There may also be a debilitating sense of dependency and addiction that undermines alternative ways of coping.
However, coming off antidepressants can be very challenging both physically and emotionally.
In 2021, a major study by the medical research body Cochrane Australia looked at methods of withdrawing from antidepressants.
For London-based Australian clinical psychiatrist Dr. Mark Horowitz, one of the study authors, the difficulty of coming off antidepressants is something he can personally testify to.
“I am one of hundreds of thousands of people who have experienced long, difficult and agonizing battles coming off long-term antidepressants due to the severity of the withdrawal effects,” he said.
More than two million antidepressant prescriptions are dispensed each year in Australia (file image)
What makes withdrawal from antidepressant medications particularly tricky is that common symptoms such as insomnia, low mood, anxiety, and changes in appetite could be considered a relapse in the condition that prompted the initial prescription.
“The difficulty of distinguishing between withdrawal symptoms and relapse presents a real challenge for patients, clinicians, and researchers alike,” said Dr. Horowitz.
He said it can often lead to inappropriate continuation of antidepressant medication, which is most often prescribed by GPs in Australia.
Worryingly, a survey of antidepressant users found that between one-third and one-half of them had no clear clinical assessment of why they were taking them or a plan to stop.
University of Queensland emeritus professor of general practice Mieke van Driel said robust research is lacking on the best ways to stop taking antidepressants.
Cochrane lead author Mieke van Driel, professor emeritus of general medicine at the University of Queensland, said that in her general medical practice she had seen “first-hand the difficulties many patients have in coming off antidepressants.”
“While much is known about the increasing global acceptance of antidepressant medications, there is little high-quality evidence on safe and effective approaches to stopping treatment.”
Other common withdrawal effects are flu-like symptoms such as headaches, chills, dizziness, body aches, nausea or sweating, gastrointestinal problems, and sensations similar to electric shocks or a racing noise in the head.
Dr. Horowitz said the alphabeth she had been taking antidepressants for 18 years after first taking them in her 20s and found the experience of coming off them ‘scary and unnerving’.
“I had panic attacks, couldn’t sleep…symptoms I’ve never experienced before stopping these medications,” he said.
Dr. Horowitz said there was such a paucity of solid research and experience on the subject that he was forced to consult unofficial sources online.
“Instead, I found that the most useful information was on peer support sites where people who had withdrawn from antidepressants were forced to try to become lay experts,” he said.
Stopping antidepressants cold turkey is not recommended.
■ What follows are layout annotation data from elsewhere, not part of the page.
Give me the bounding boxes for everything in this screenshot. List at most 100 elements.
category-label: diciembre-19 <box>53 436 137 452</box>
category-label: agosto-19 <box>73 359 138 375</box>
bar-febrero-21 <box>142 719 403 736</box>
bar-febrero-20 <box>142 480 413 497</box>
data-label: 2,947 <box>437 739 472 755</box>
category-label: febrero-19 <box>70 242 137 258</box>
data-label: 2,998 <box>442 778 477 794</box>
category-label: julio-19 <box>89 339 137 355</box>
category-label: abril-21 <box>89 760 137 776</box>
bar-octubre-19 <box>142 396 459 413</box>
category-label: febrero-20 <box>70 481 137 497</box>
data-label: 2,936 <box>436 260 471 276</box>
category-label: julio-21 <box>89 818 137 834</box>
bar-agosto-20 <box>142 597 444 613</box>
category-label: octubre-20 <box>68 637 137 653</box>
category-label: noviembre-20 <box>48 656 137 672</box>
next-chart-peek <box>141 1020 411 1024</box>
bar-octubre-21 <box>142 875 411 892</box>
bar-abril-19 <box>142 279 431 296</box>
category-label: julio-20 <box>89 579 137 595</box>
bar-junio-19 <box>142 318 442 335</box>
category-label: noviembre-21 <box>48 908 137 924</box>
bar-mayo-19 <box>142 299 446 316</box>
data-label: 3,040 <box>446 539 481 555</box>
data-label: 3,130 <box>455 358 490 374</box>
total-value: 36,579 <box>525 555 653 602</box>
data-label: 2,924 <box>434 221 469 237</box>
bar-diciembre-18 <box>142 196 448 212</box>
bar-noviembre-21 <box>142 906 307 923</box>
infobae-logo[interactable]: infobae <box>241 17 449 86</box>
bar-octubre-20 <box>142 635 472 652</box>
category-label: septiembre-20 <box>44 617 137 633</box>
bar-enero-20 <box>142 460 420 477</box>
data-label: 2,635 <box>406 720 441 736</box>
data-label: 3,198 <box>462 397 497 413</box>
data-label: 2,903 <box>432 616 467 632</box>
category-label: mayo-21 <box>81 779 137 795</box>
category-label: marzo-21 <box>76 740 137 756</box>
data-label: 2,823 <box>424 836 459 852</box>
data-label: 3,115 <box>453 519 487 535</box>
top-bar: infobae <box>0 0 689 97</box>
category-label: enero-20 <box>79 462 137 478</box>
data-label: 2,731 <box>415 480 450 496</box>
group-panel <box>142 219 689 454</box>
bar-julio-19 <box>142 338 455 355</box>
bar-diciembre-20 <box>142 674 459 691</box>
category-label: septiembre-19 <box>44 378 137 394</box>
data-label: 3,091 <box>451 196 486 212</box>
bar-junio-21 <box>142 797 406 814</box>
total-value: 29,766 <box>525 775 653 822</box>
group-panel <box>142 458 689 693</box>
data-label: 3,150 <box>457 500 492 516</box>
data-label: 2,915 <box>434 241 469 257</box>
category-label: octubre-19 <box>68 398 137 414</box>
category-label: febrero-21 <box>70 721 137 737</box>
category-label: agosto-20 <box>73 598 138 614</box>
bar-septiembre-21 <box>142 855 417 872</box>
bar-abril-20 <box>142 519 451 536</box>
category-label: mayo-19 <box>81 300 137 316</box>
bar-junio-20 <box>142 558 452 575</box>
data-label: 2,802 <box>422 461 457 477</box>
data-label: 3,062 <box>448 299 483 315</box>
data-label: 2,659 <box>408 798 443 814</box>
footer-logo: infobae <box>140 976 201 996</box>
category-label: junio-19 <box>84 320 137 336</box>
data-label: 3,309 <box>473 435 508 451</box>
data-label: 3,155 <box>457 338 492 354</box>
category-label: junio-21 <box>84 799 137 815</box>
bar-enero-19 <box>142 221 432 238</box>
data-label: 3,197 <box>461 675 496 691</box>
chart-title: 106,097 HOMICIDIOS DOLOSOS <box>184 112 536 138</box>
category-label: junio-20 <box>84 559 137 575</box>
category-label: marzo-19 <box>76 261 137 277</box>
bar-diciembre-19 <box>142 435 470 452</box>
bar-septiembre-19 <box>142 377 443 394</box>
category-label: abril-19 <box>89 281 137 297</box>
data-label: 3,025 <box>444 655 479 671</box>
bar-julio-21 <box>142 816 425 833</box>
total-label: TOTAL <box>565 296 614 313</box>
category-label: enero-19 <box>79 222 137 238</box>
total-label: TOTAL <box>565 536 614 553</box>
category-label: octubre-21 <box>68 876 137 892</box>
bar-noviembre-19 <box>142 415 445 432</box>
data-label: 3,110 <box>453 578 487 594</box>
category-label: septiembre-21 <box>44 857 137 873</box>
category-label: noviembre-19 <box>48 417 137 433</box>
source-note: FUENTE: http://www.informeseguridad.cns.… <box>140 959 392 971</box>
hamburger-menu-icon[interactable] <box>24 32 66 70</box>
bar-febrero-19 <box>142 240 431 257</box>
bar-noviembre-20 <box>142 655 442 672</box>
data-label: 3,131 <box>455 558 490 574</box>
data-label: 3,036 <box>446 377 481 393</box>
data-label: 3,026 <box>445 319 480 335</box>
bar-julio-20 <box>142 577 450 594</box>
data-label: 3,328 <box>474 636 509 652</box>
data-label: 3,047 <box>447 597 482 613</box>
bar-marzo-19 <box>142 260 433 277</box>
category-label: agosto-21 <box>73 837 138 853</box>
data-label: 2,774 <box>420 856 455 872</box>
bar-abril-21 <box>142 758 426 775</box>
The Royal Australian and New Zealand College of Psychiatrists (RANZCP) guidelines recommend that antidepressants be tapered off slowly, but concede that “there is insufficient evidence to suggest the best regimen for this.”
Dr. Horowitz said that because antidepressants have such a powerful effect on the brain, they must be withdrawn gradually, over weeks or even years.
“We know that the slower you come off an antidepressant, the less intolerable the experience will be,” he says.
Dr. Horowitz says his personal fight to quit drugs paid off.
“For me, coming off antidepressants, while it’s been a difficult process, has been transformative: I’ve improved tiredness, memory and concentration problems that I thought for a long time were due to other conditions,” he said.